William_TyndaleWILLIAM TYNDALE, bom in Slimbridge, Gloucestershires, in about 1496, was educated at Magdalen Hall, Oxford, where he became chaplain.

While there, he assimilated the ideas of John Wycliffe and the Lollards, convinced that the Church had become corrupt.

In 1524, Tyndale went to Hamburg, where he met Martin Luther, and the following year moved to Cologne, where he arranged for his translation of the Bible to be printed in English.

Over the next few years, 18,000 copies of this Bible were printed and smuggled into England. In 1530, Henry VIII gave orders that all English language Bibles were to be destroyed. People caught distributing the Tyndale Bible were burnt at the stake.

Tyndale spent much of his later life in hiding, writing revolutionary documents. He was betrayed while in Belgium and burned at the stake there as a heretic in 1536 when the Protestant Reformation was still in its infancy.

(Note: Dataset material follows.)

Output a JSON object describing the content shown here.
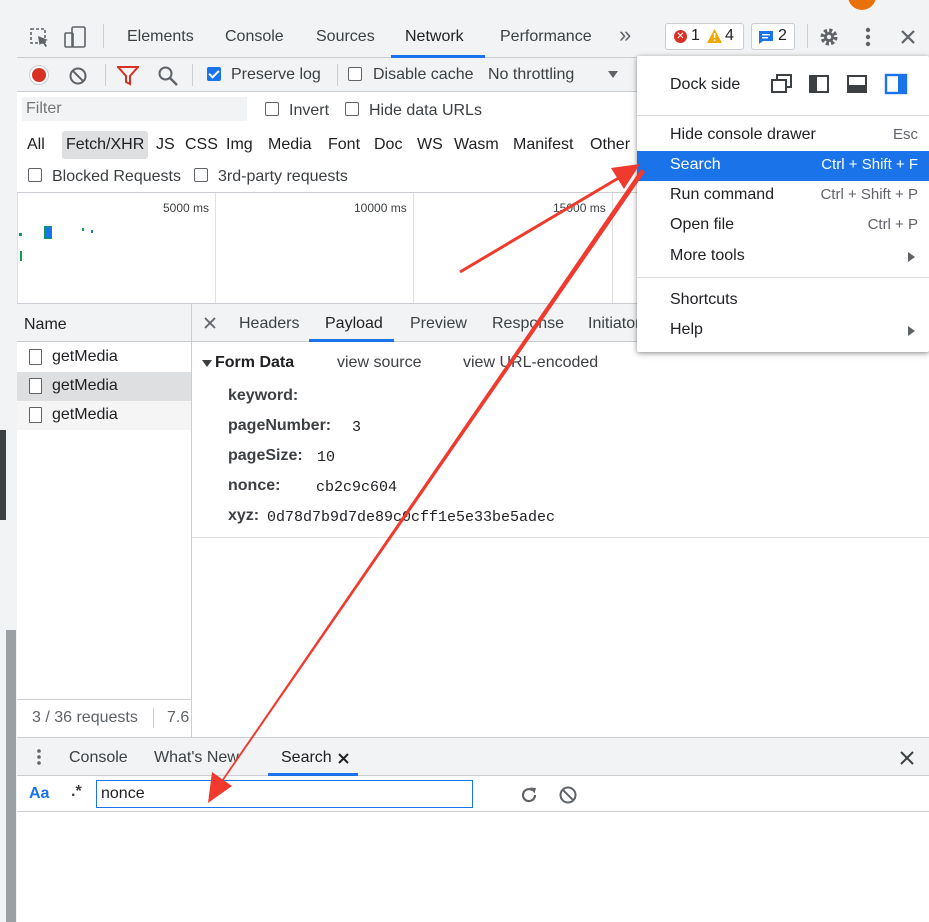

Translations of the Bible into English, or any other language other than Latin, were viewed with horror by the Vatican and the various Catholic heads of state, who hated the idea of ordinary people being able to read the Scriptures for themselves.

All tyrants and totalitarian regimes in history have tried to suppress not only the Bible but any literature or ideas that help people think independently.

Henry VIII was no exception and would certainly not have approved of Tyndale.

It’s a common misconception that Henry VIII became a Protestant when he broke with Rome. He did not! Though he ceased to acknowledge the Pope’s authority, he remained essentially a Catholic.

His sacking of the monasteries was a political and economic move because they had power, influence and great wealth.

It is often said he became the first head of the Church of England, equating this with the modern Anglican Church, but it’s more correct to say he appointed himself head of the church in England, in place of the Pope, which is different.